Intel's hyperthreading consists of two logical processors sharing the same compute resources. Each logical processor has its own register set but shares decoders, adders, shifters, cache, etc. as it goes about executing its assigned thread. The sharing process is vastly more complex and efficient than you seem to think -- there's no alternating of cycles. Once instructions are decoded into uops, they flow through the pipeline in a dynamic fashion that sometimes leads to one thread using most of the resources while the other one waits. In fact, this is a big advantage of the design -- when one thread stalls from a cache miss, the other one uses all the resources until the first thread's memory access completes.
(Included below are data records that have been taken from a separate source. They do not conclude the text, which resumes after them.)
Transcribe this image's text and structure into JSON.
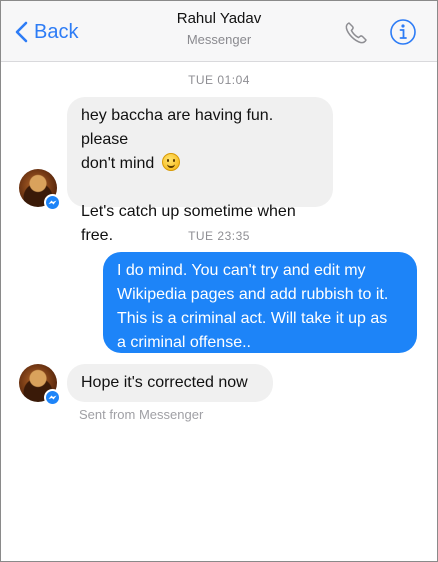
{
  "header": {
    "back_label": "Back",
    "contact_name": "Rahul Yadav",
    "subtitle": "Messenger",
    "call_icon": "phone-icon",
    "info_icon": "info-icon",
    "accent_color": "#2d7cf6"
  },
  "thread": {
    "timestamps": [
      "TUE 01:04",
      "TUE 23:35"
    ],
    "messages": [
      {
        "direction": "incoming",
        "lines": [
          "hey baccha are having fun. please",
          "don't mind",
          "",
          "Let's catch up sometime when free."
        ],
        "emoji": "smiling-face-emoji"
      },
      {
        "direction": "outgoing",
        "lines": [
          "I do mind. You can't try and edit my",
          "Wikipedia pages and add rubbish to it.",
          "This is a criminal act. Will take it up as",
          "a criminal offense.."
        ]
      },
      {
        "direction": "incoming",
        "lines": [
          "Hope it's corrected now"
        ]
      }
    ],
    "sent_from": "Sent from Messenger"
  },
  "colors": {
    "incoming_bubble": "#f0f0f0",
    "outgoing_bubble": "#1d84f8",
    "timestamp": "#8e8e93"
  }
}
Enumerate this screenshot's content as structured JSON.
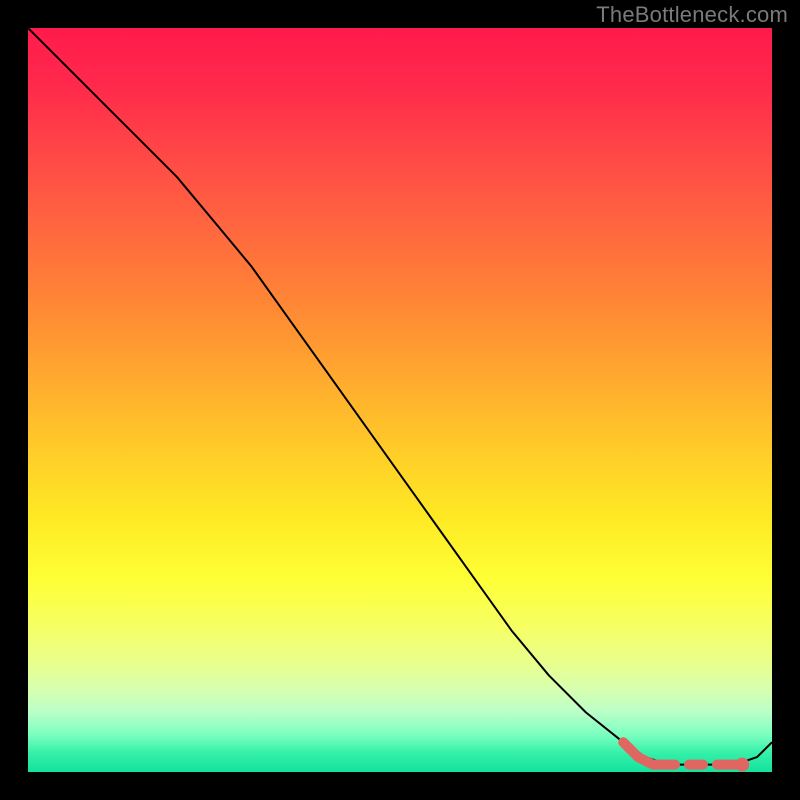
{
  "watermark": "TheBottleneck.com",
  "chart_data": {
    "type": "line",
    "title": "",
    "xlabel": "",
    "ylabel": "",
    "xlim": [
      0,
      100
    ],
    "ylim": [
      0,
      100
    ],
    "grid": false,
    "legend": false,
    "series": [
      {
        "name": "bottleneck-curve",
        "color": "#000000",
        "x": [
          0,
          5,
          10,
          15,
          20,
          25,
          30,
          35,
          40,
          45,
          50,
          55,
          60,
          65,
          70,
          75,
          80,
          83,
          86,
          89,
          92,
          95,
          98,
          100
        ],
        "y": [
          100,
          95,
          90,
          85,
          80,
          74,
          68,
          61,
          54,
          47,
          40,
          33,
          26,
          19,
          13,
          8,
          4,
          2,
          1,
          1,
          1,
          1,
          2,
          4
        ]
      },
      {
        "name": "optimal-range-marker",
        "color": "#e06662",
        "style": "dashed",
        "x": [
          80,
          82,
          84,
          86,
          88,
          90,
          92,
          94,
          96
        ],
        "y": [
          4,
          2,
          1,
          1,
          1,
          1,
          1,
          1,
          1
        ]
      }
    ],
    "background_gradient": {
      "direction": "vertical",
      "stops": [
        {
          "pos": 0.0,
          "color": "#ff1a4d"
        },
        {
          "pos": 0.5,
          "color": "#ffad2e"
        },
        {
          "pos": 0.75,
          "color": "#feff35"
        },
        {
          "pos": 1.0,
          "color": "#13e29d"
        }
      ]
    }
  }
}
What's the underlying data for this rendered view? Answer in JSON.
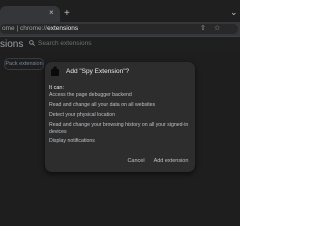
{
  "tabstrip": {
    "close_glyph": "×",
    "new_tab_glyph": "+",
    "tab_search_glyph": "⌄"
  },
  "toolbar": {
    "url_scheme": "ome",
    "url_separator": "|",
    "url_prefix": "chrome://",
    "url_path": "extensions",
    "share_glyph": "⇧",
    "star_glyph": "☆"
  },
  "page": {
    "title": "sions",
    "search_placeholder": "Search extensions",
    "pack_button_label": "Pack extension"
  },
  "dialog": {
    "title": "Add \"Spy Extension\"?",
    "it_can_label": "It can:",
    "permissions": [
      "Access the page debugger backend",
      "Read and change all your data on all websites",
      "Detect your physical location",
      "Read and change your browsing history on all your signed-in devices",
      "Display notifications"
    ],
    "cancel_label": "Cancel",
    "add_label": "Add extension"
  },
  "colors": {
    "page_background": "#202124",
    "dialog_background": "#2d2d2d",
    "text_primary": "#e8eaed",
    "text_secondary": "#bdc1c6"
  },
  "icons": [
    "close-icon",
    "plus-icon",
    "chevron-down-icon",
    "share-icon",
    "star-icon",
    "search-icon",
    "extension-icon"
  ]
}
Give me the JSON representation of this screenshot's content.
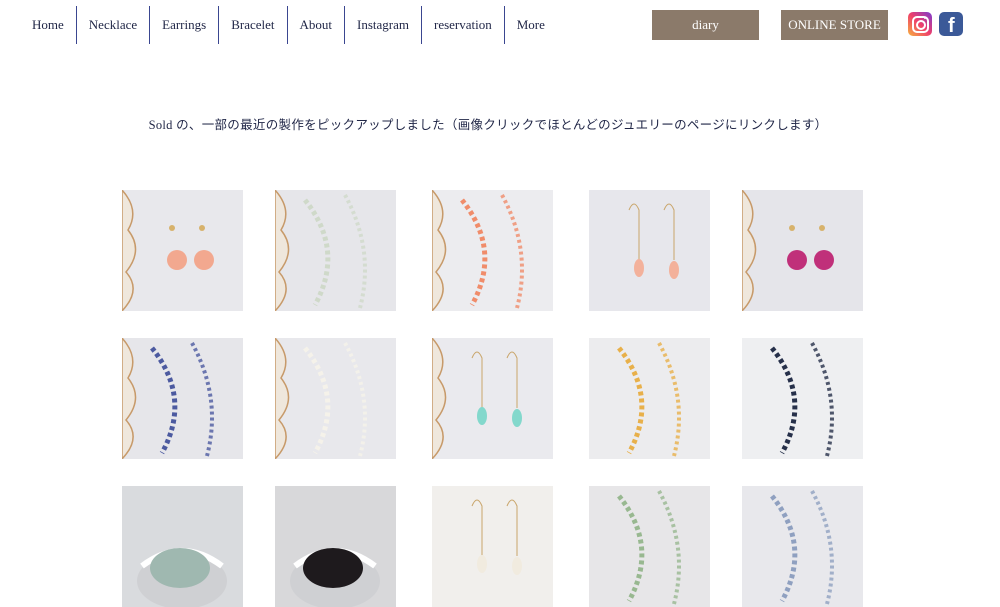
{
  "nav": {
    "items": [
      {
        "label": "Home"
      },
      {
        "label": "Necklace"
      },
      {
        "label": "Earrings"
      },
      {
        "label": "Bracelet"
      },
      {
        "label": "About"
      },
      {
        "label": "Instagram"
      },
      {
        "label": "reservation"
      },
      {
        "label": "More"
      }
    ]
  },
  "header": {
    "diary_label": "diary",
    "store_label": "ONLINE STORE",
    "social": [
      "instagram-icon",
      "facebook-icon"
    ]
  },
  "caption": "Sold の、一部の最近の製作をピックアップしました（画像クリックでほとんどのジュエリーのページにリンクします）",
  "colors": {
    "text": "#1f2546",
    "nav_divider": "#3a4690",
    "button": "#8b7a6a",
    "facebook": "#3b5998"
  },
  "gallery": [
    {
      "item": "pink-stud-earrings"
    },
    {
      "item": "beaded-necklace"
    },
    {
      "item": "pink-stone-necklace"
    },
    {
      "item": "coral-drop-earrings"
    },
    {
      "item": "magenta-stud-earrings"
    },
    {
      "item": "blue-bead-bracelet"
    },
    {
      "item": "white-pendant-necklace"
    },
    {
      "item": "turquoise-drop-earrings"
    },
    {
      "item": "citrine-bracelet"
    },
    {
      "item": "dark-bead-necklace"
    },
    {
      "item": "aquamarine-ring"
    },
    {
      "item": "black-stone-ring"
    },
    {
      "item": "ivory-drop-earrings"
    },
    {
      "item": "mixed-bead-bracelet"
    },
    {
      "item": "gemstone-bracelet"
    }
  ]
}
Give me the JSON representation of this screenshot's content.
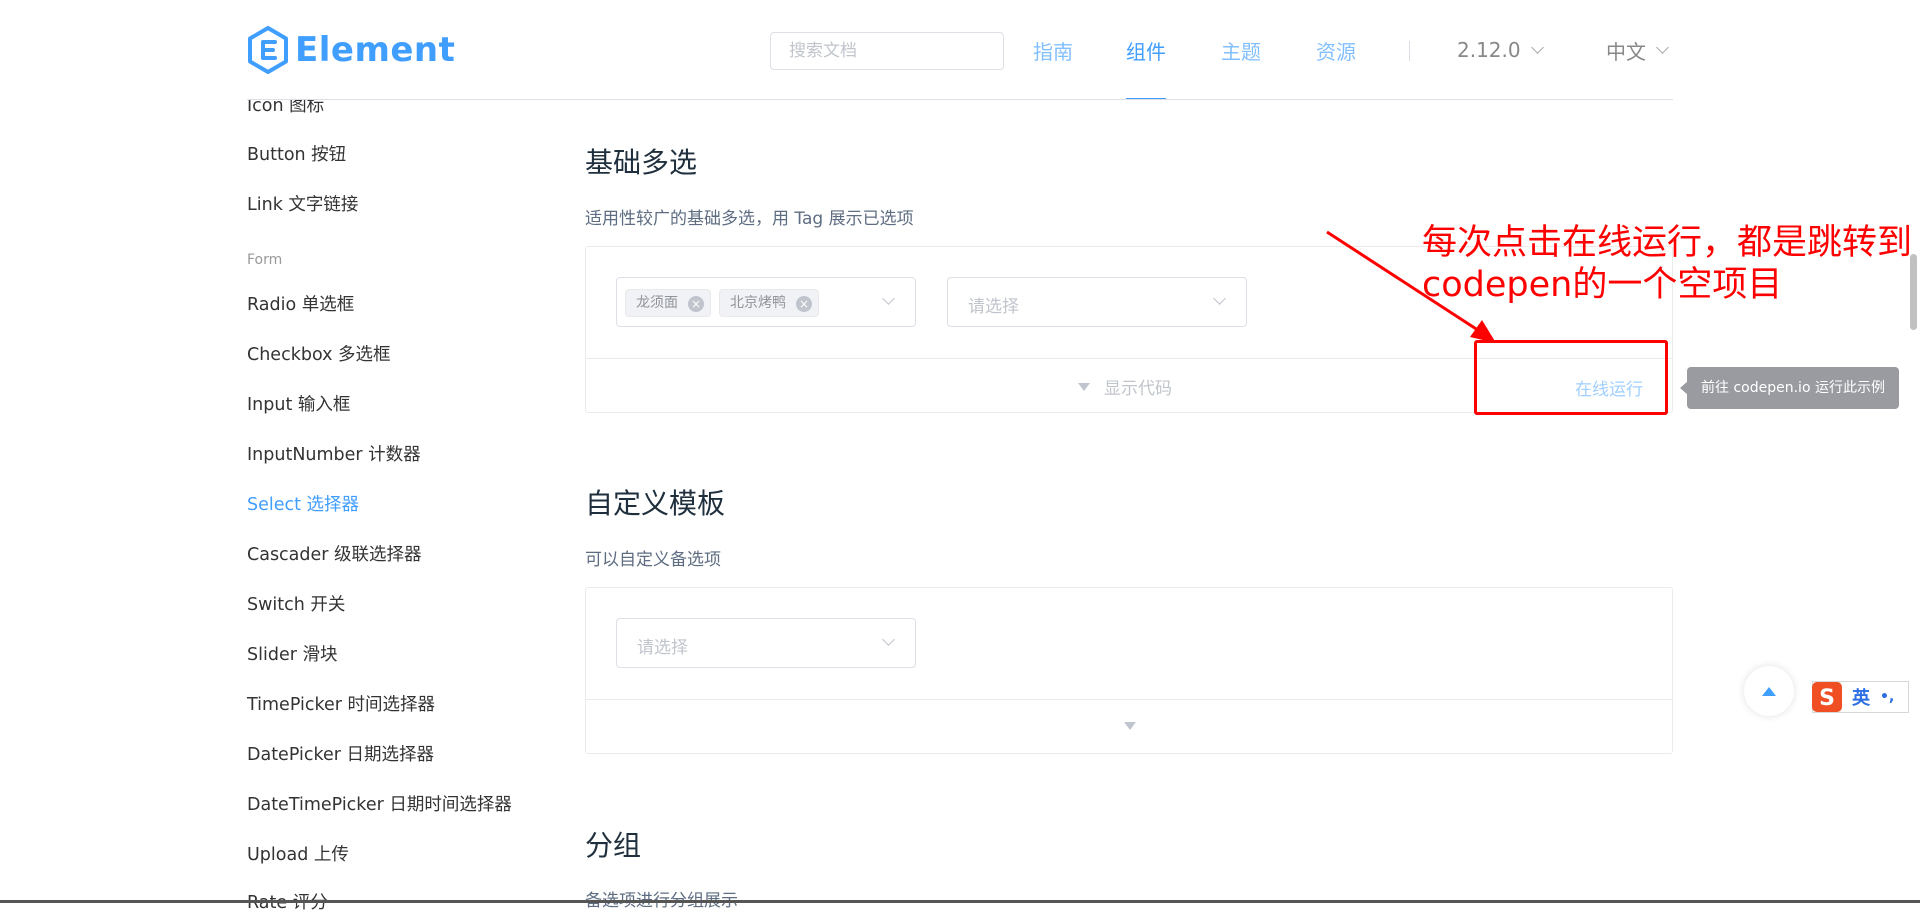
{
  "header": {
    "logo_text": "Element",
    "search_placeholder": "搜索文档",
    "nav": [
      "指南",
      "组件",
      "主题",
      "资源"
    ],
    "active_nav": "组件",
    "version": "2.12.0",
    "language": "中文"
  },
  "sidebar": {
    "items": [
      {
        "label": "Icon 图标"
      },
      {
        "label": "Button 按钮"
      },
      {
        "label": "Link 文字链接"
      },
      {
        "label": "Radio 单选框"
      },
      {
        "label": "Checkbox 多选框"
      },
      {
        "label": "Input 输入框"
      },
      {
        "label": "InputNumber 计数器"
      },
      {
        "label": "Select 选择器",
        "active": true
      },
      {
        "label": "Cascader 级联选择器"
      },
      {
        "label": "Switch 开关"
      },
      {
        "label": "Slider 滑块"
      },
      {
        "label": "TimePicker 时间选择器"
      },
      {
        "label": "DatePicker 日期选择器"
      },
      {
        "label": "DateTimePicker 日期时间选择器"
      },
      {
        "label": "Upload 上传"
      },
      {
        "label": "Rate 评分"
      }
    ],
    "group_form": "Form"
  },
  "sections": [
    {
      "title": "基础多选",
      "description": "适用性较广的基础多选，用 Tag 展示已选项",
      "tags": [
        "龙须面",
        "北京烤鸭"
      ],
      "placeholder": "请选择",
      "show_code": "显示代码",
      "run_online": "在线运行"
    },
    {
      "title": "自定义模板",
      "description": "可以自定义备选项",
      "placeholder": "请选择"
    },
    {
      "title": "分组",
      "description": "备选项进行分组展示"
    }
  ],
  "tooltip": "前往 codepen.io 运行此示例",
  "annotation": {
    "line1": "每次点击在线运行，都是跳转到",
    "line2": "codepen的一个空项目",
    "color": "#ff0000"
  },
  "ime": {
    "label": "英",
    "punct": "•,"
  },
  "colors": {
    "primary": "#409eff",
    "text": "#303133",
    "placeholder": "#c0c4cc"
  }
}
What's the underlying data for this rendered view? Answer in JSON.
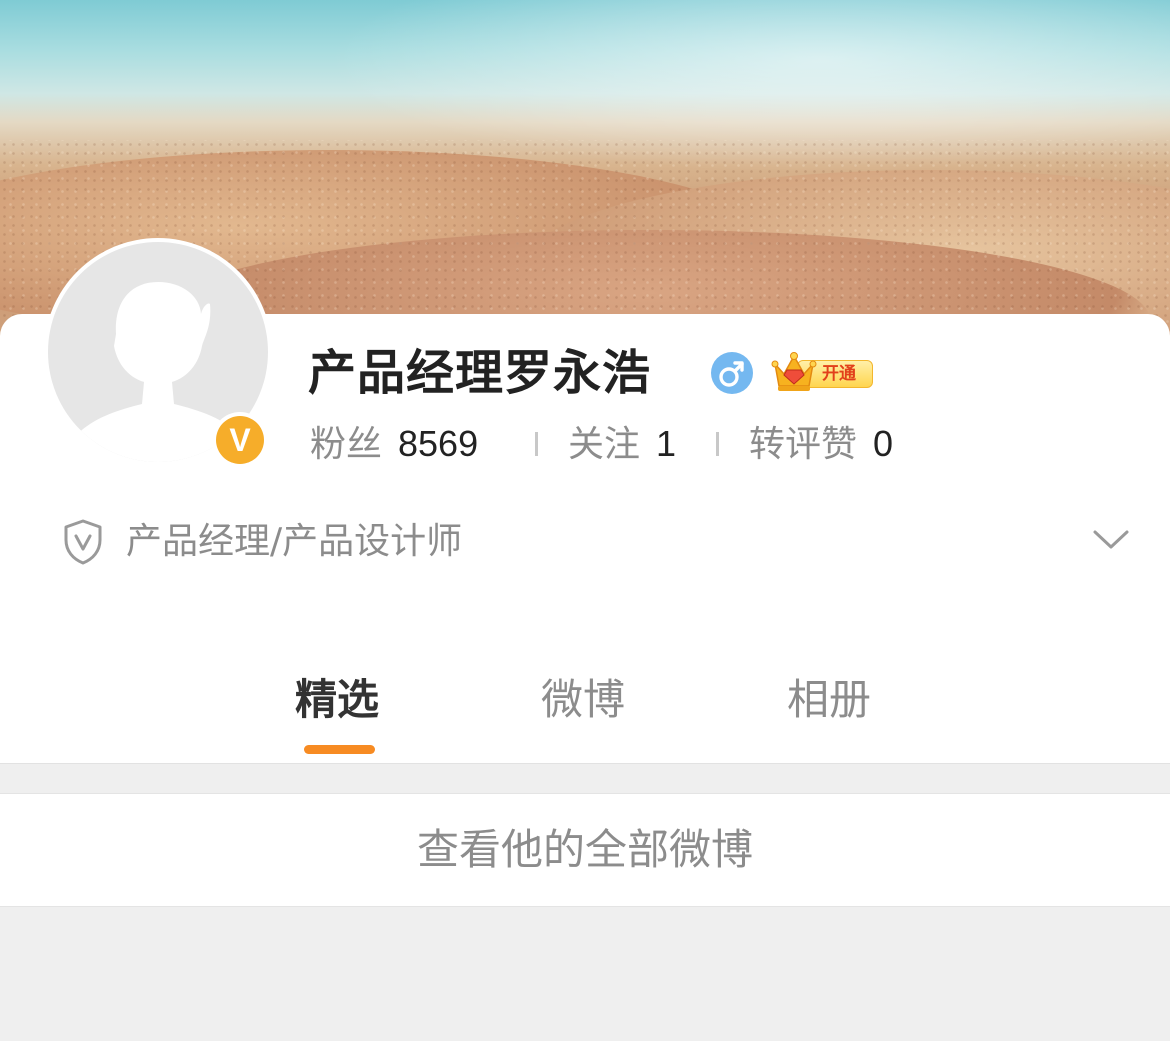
{
  "profile": {
    "name": "产品经理罗永浩",
    "gender": "male",
    "gender_icon": "male-icon",
    "verified_badge": "V",
    "vip_label": "开通",
    "stats": [
      {
        "label": "粉丝",
        "value": "8569"
      },
      {
        "label": "关注",
        "value": "1"
      },
      {
        "label": "转评赞",
        "value": "0"
      }
    ],
    "description": "产品经理/产品设计师"
  },
  "tabs": [
    {
      "label": "精选",
      "active": true
    },
    {
      "label": "微博",
      "active": false
    },
    {
      "label": "相册",
      "active": false
    }
  ],
  "all_posts_label": "查看他的全部微博",
  "colors": {
    "accent": "#f78b22",
    "verified": "#f6ad2a",
    "gender_male": "#74b8f0",
    "text_primary": "#222222",
    "text_secondary": "#8c8c8c",
    "page_bg": "#efefef"
  }
}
A much better plan than your scheme of using only even/odd cycles.
Managing this process is not simple, and steps must be taken to avoid both deadlocks and livelocks as the two threads compete for resources. But the process is dynamic -- the design allows one thread to run unimpeded when it makes sense to do so, while still preventing one thread from being starved at the other's expense. But this "every other cycle" notion of yours is pure nonsense. The core can retire up to four uops per cycle, and at times these all come from the same thread.
I was about to mention that all of the things you talk about are more memory intensive than anything else, which of course is OS dependent, requiring 64-bit, which in addition to hardly anyone bothering to run multi-threaded software, no one bothers to write software optimized for 64bit systems either.
The main problem being is that relatively speaking single thread 32bit applications are what people are used to making is simple compared to writing a multi-threaded 64bit optimized application. Unless there is a real advantage why do it, if it will take longer, cost more money, etc... I agree it will eventually happen, just not as soon as you may be alluding to.
The next step really needs some method/tool/language to make the process easier for the developers to write the software, allowing them to do it more efficiently, which will in turn start to get management on board to create some of these things.
*Note: I have no experience whatsoever writing multi-threaded 64bit optimized software. I have only heard on the interwebs that its inherent complexity make it more difficult to do.
Also there is the 32bit crutch. Lots of apps out there that are 32bit so it is not going away anytime soon, not like a clean break. While it is still an available option developers will use it. That said, I am not even sure how much difference there is, some benchmarks show very little improvement from one to the other, but that could be a mature technology VS a new one and not a fair comparison.
That said using more available cores, particularly for specific tasks would likely see immediate dividends. From my understanding it is a timing/scheduling and organizational issues that make it more complex.
OK I may have rambled a bit.
It safe to say it does not, as TSX is a Haswell feature and 4960X is an Ivy Bridge CPU.
What you would need is the 4960X's successor, which is Haswell-E on a new socket called LGA 2011-3 with ddr4, and its server counterparts. Or get a vanilla 4770 or 4771.